On 29 March 2019 – just over one year from now – the United Kingdom will leave the European Union (assuming that all goes according to the UK government’s current plan). And – although we really don’t know much more about the shape of the UK’s future relationship with the EU than we did a year ago – firms have no choice but to plan for that dramatic event. In making those plans, they have to make cautious assumptions, but still hope that the outcome is not as bad as it might be.
Obviously, Brexit affects a lot more than financial services regulation – and most private equity investors are acutely focused on the risks for their portfolios of a disorderly Brexit, or one that leaves trade barriers and tariffs in place that disrupt cross-border trade. But many UK-headquartered firms, or those with a British subsidiary or branch, are actively planning their future fund structures (and even restructuring existing funds) to mitigate the impact of the UK losing its passporting rights, which appears to be a likely outcome. Any that were not already working on their Brexit plan had a wakeup call from the European Commission earlier this month, when it issued a Notice to Stakeholders explaining the consequences of the UK’s withdrawal for managers of Alternative Investment Funds (and UCITS, the EU’s regulated fund product for retail investors).
Although the Commission’s Notice didn’t say anything new or surprising, it is perhaps a little alarmist because it assumes that there will be no transitional arrangements – an outcome which would be surprising, and about which we will know a lot more in a month or two. However, it is clearly important that firms develop a plan in the event that no transitional period is agreed, or that one is agreed but it does not preserve the status quo. If time is of the essence – and one year is not long to plan and implement a completely new European structure – then it would be prudent to evaluate the issues that the firm would face if the UK does become a third country for the purposes of EU regulation in March 2019, as the Commission’s note assumes, and to have a contingency plan that can be activated quickly if the politicians can’t reach agreement in March or April.
In any event, a transitional period is not a panacea. Some contractual provisions will need to be amended (look closely at the definition of “Europe” in your investment policy, for example), and regulated European investors – especially insurance companies and many pension funds – may request or require a structure that is Brexit-proof even before the end of 2020 (meaning that they will want a fund vehicle located in a country that is remaining in the EU, managed by a manager established in such a country).
However, those who can safely defer consideration of their post-Brexit structure may reap some rewards. The UK government is pushing for a long-term relationship with the EU that would allow UK firms to have privileged access to European investors for as long as UK regulation remains “consistent” with the that of the EU. As noted in a recent edition of European Funds Comment, such an arrangement might appeal to the European Union, who will fear regulatory divergence and competition. We are a long way away from being able to predict that outcome with confidence, but it should not be ruled out.
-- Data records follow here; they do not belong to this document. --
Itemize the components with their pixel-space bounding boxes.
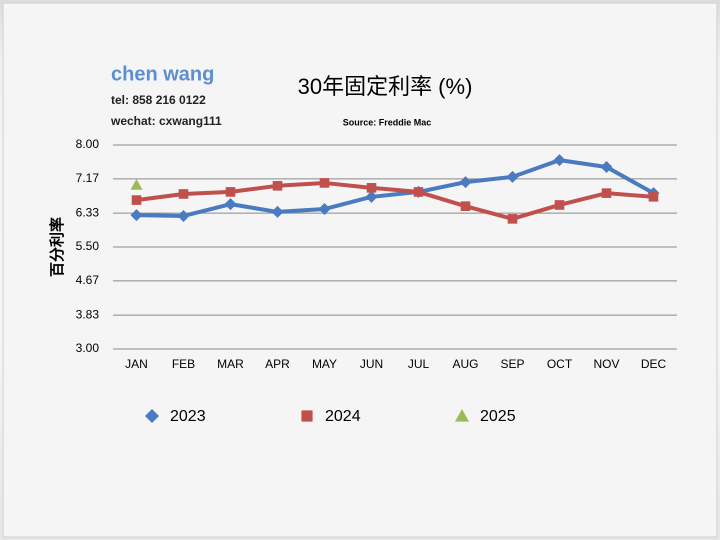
x-tick-label: JAN (125, 357, 148, 371)
point-marker (600, 161, 613, 174)
point-marker (459, 176, 472, 189)
y-tick-label: 4.67 (76, 273, 100, 287)
point-marker (224, 198, 237, 211)
brand-name: chen wang (111, 63, 214, 85)
y-tick-label: 3.00 (76, 341, 100, 355)
y-tick-label: 3.83 (76, 307, 100, 321)
x-tick-label: JUL (408, 357, 430, 371)
x-tick-label: MAR (217, 357, 244, 371)
y-tick-label: 8.00 (76, 137, 100, 151)
x-tick-label: OCT (547, 357, 573, 371)
point-marker (506, 170, 519, 183)
point-marker (648, 192, 659, 202)
brand-wechat: wechat: cxwang111 (110, 114, 222, 128)
legend-label: 2025 (480, 408, 516, 425)
point-marker (130, 209, 143, 222)
point-marker (225, 187, 236, 197)
point-marker (145, 409, 159, 423)
point-marker (366, 183, 377, 193)
series-line (136, 180, 654, 221)
x-tick-label: DEC (641, 357, 667, 371)
point-marker (131, 195, 142, 205)
brand-tel: tel: 858 216 0122 (111, 93, 206, 107)
legend-label: 2023 (170, 408, 206, 425)
point-marker (455, 409, 469, 422)
point-marker (318, 203, 331, 216)
x-tick-label: NOV (593, 357, 619, 371)
point-marker (554, 200, 565, 210)
x-tick-label: AUG (452, 357, 478, 371)
y-tick-label: 6.33 (76, 205, 100, 219)
point-marker (553, 154, 566, 167)
series-line (136, 158, 655, 218)
legend-label: 2024 (325, 408, 361, 425)
point-marker (460, 201, 471, 211)
x-tick-label: APR (265, 357, 290, 371)
y-axis-label: 百分利率 (48, 217, 66, 277)
chart-subtitle: Source: Freddie Mac (343, 117, 432, 127)
x-tick-label: MAY (312, 357, 337, 371)
x-tick-label: FEB (172, 357, 195, 371)
point-marker (365, 190, 378, 203)
x-tick-label: JUN (360, 357, 383, 371)
point-marker (272, 181, 283, 191)
point-marker (178, 189, 189, 199)
chart-title: 30年固定利率 (%) (298, 74, 473, 99)
y-tick-label: 7.17 (76, 171, 100, 185)
point-marker (319, 178, 330, 188)
point-marker (413, 187, 424, 197)
point-marker (507, 214, 518, 224)
point-marker (601, 188, 612, 198)
x-tick-label: SEP (500, 357, 524, 371)
point-marker (301, 410, 313, 422)
point-marker (271, 205, 284, 218)
point-marker (177, 209, 190, 222)
y-tick-label: 5.50 (76, 239, 100, 253)
point-marker (130, 178, 143, 190)
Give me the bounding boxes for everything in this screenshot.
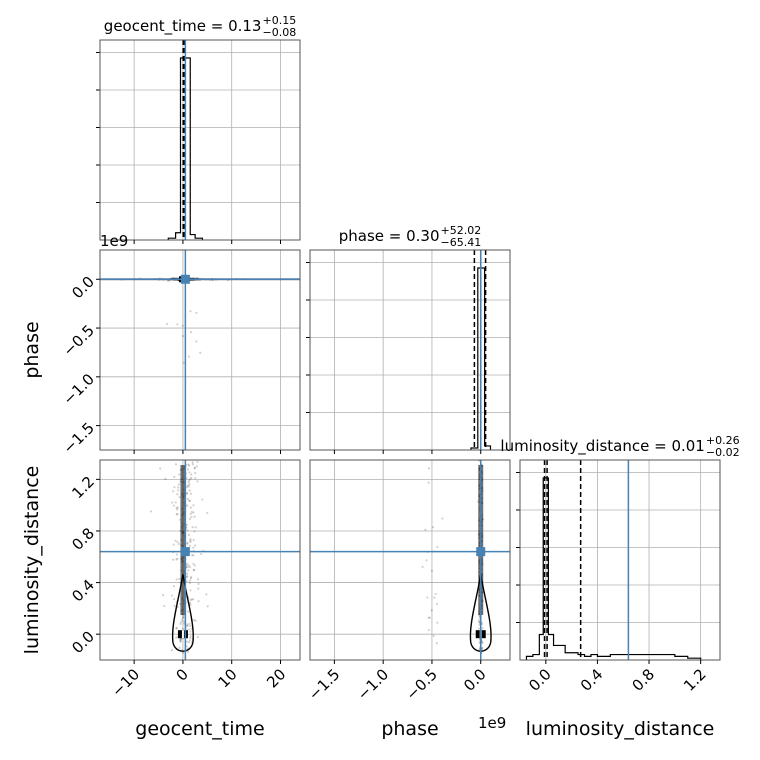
scatter-geocent_time-luminosity_distance [149, 460, 209, 655]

In the interim, the European Commission’s Notice does serve as a useful checklist for those who are planning for the worst – whether that is in March next year, or at the end of a transitional period that is expected to last until at least the end of 2020. It points out the obvious: that UK authorised Alternative Investment Fund Managers (AIFMs) will (in the absence of a negotiated EU/UK agreement) become third country managers and will lose their passporting rights; and that EU27 AIFMs will only be allowed to manage funds established in the UK (usually English or Scottish limited partnerships) if a co-operation agreement is concluded between the UK and their home territory. It reminds those engaging in restructuring that an EU manager must have substance in the EU, and that delegation to a non-EU firm is subject to strict requirements (recently elaborated by ESMA, the pan-European supervisor). And it identifies some less obvious impacts, including the need to check contractual provisions that refer to the European Union, and to notify investors of any “material changes” – which might include the consequences of Brexit – in their annual report.
But it is not only UK-based managers that should be ready for the UK’s departure from the EU. European investors are also aware of the impact Brexit will have for them. These consequences are not limited to the regulatory significance of becoming an investor in a non-EU fund overnight, but also the potential loss of investment opportunities once UK funds cannot easily market to them. That will be especially problematic for investors in countries like France, Italy and Spain where private placement is either hard or impossible. Those investors will, no doubt, be hoping that a deal can be reached – both during a transitional period and beyond. But they too must prepare for the worst.